Feb 28, 2010 19:58
Almost a year into the zombie apocalypse it wasn't so much a zombie apocalypse and more just of an apocalypse in general.
Somewhere along the line they had realized how hard it would be to actually fend for themselves and, as a collective, started reading up on the skills they would need. Blacksmithing. Gardening. Weaving, spinning, sewing, and the like were taken care of provided they could find some healthy sheep, and the tools were right there. The henhouse had been cleaned out and re-populated. The barns, both of them, had been filled to the brim with hay they had raided from neighboring farms once the immediate danger was past, and somehow they'd managed to pull in the fences again, acquire horses and a few milk cows. Somewhere along the line life had turned from a struggle to survive to an actual life again, even if it wasn't the one they'd had.
It was hard to say who first spoke of it. The idea that they might not be the only ones out there. What happened when they got old, sick, infirm. If one of them was in some sort of debilitating accident. They needed people. They were still human, they didn't, couldn't, live in small groups, or alone.
Well, some of them could, he muttered, but he didn't entirely mean it and they didn't believe him anyways.

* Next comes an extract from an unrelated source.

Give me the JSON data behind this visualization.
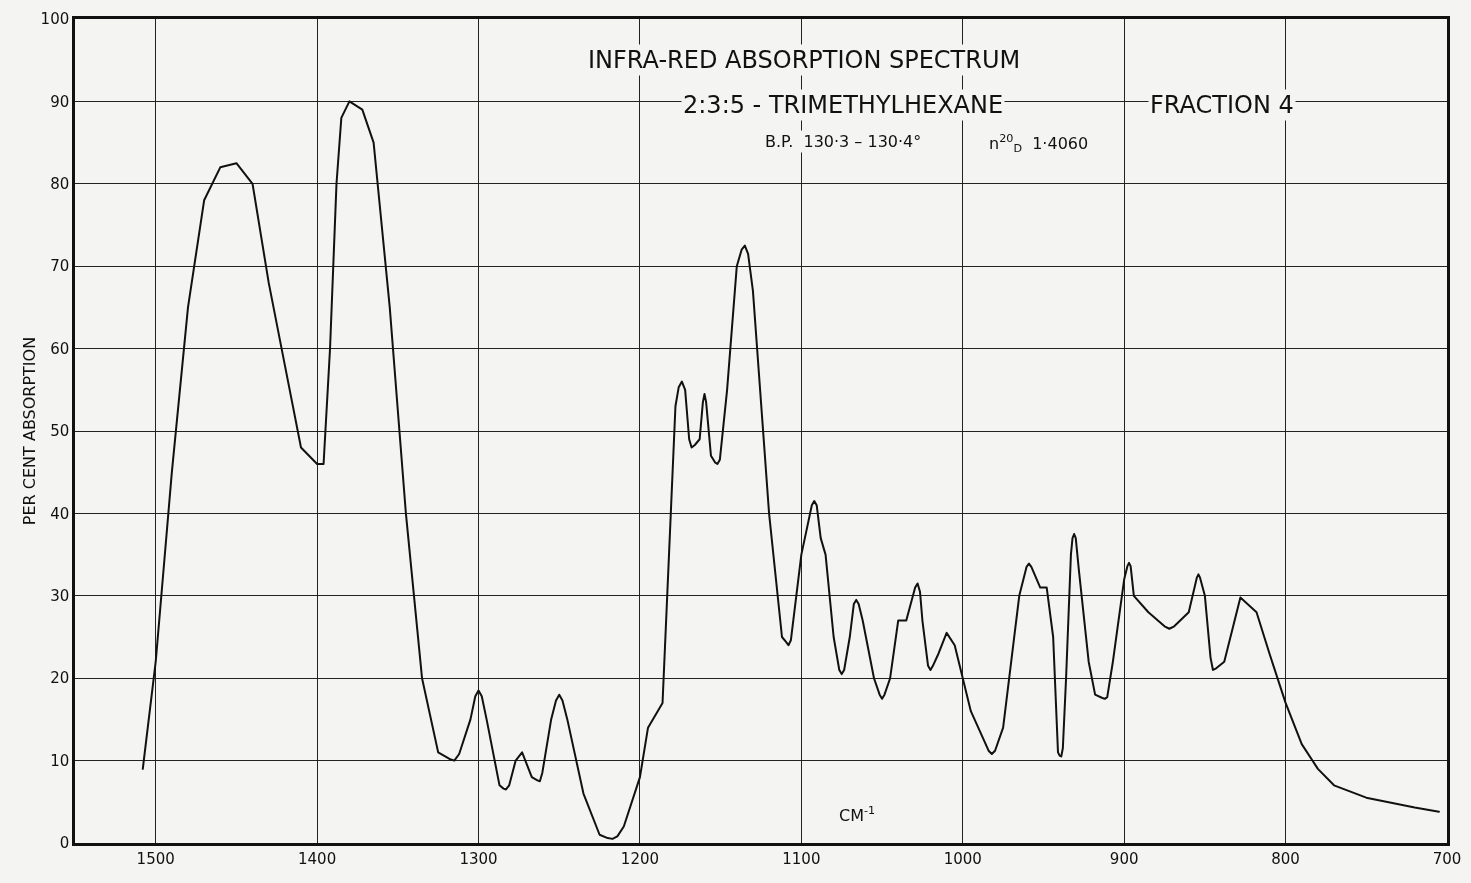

The question grew. How far was too far afield? Who should go and who should stay? How long should they be gone, and how long, and what if the person doing the exploring didn't come back. Maybe they should set up a radio signal instead. It was still close enough that a lot of the old technology worked. Maybe they could bring people to them, after all, they had it pretty nice here. And they had a whole mountain to play with.
One question led to another. They brought in their first harvest, celebrated, preserved as much as they could for the winter. Brought in what supplies they could find from the nearby towns to supplement their first crop which had been, well. A first crop. No one spoke of what would have happened if they hadn't had that advantage.
And they still talked about the future of their little colony.
None of them could decide. None of them wanted to decide, putting things off and putting things off until winter was making its way around to spring again and if they wanted to go, now was the time. They set the radio up first, to see if it would persuade or dissuade them. It felt a little like looking for aliens.
And still none of them could decide. It became a sticking point among them, what was best. He was in favor of staying aloof, staying alone, and if they had to set up the radio then they should do it at the general store, away from their home, where they wouldn't be bothered if the last survivors turned out to be hostile. She was in favor of not splitting up the group, not putting them with a distance of by now well-battered road to cover and the risk of being injured, or worse. They argued. Eventually, they argued themselves into silence.
By the time summer came around again, they had reached an uneasy truce, the four of them. Two would go and two would stay, and they would set up a rotation. They would camp at the general store and use the radio to communicate, and they would see what happened.
He still said it was more likely that no one was around for hundreds of miles.
She only pointed out once the efficacy of hope.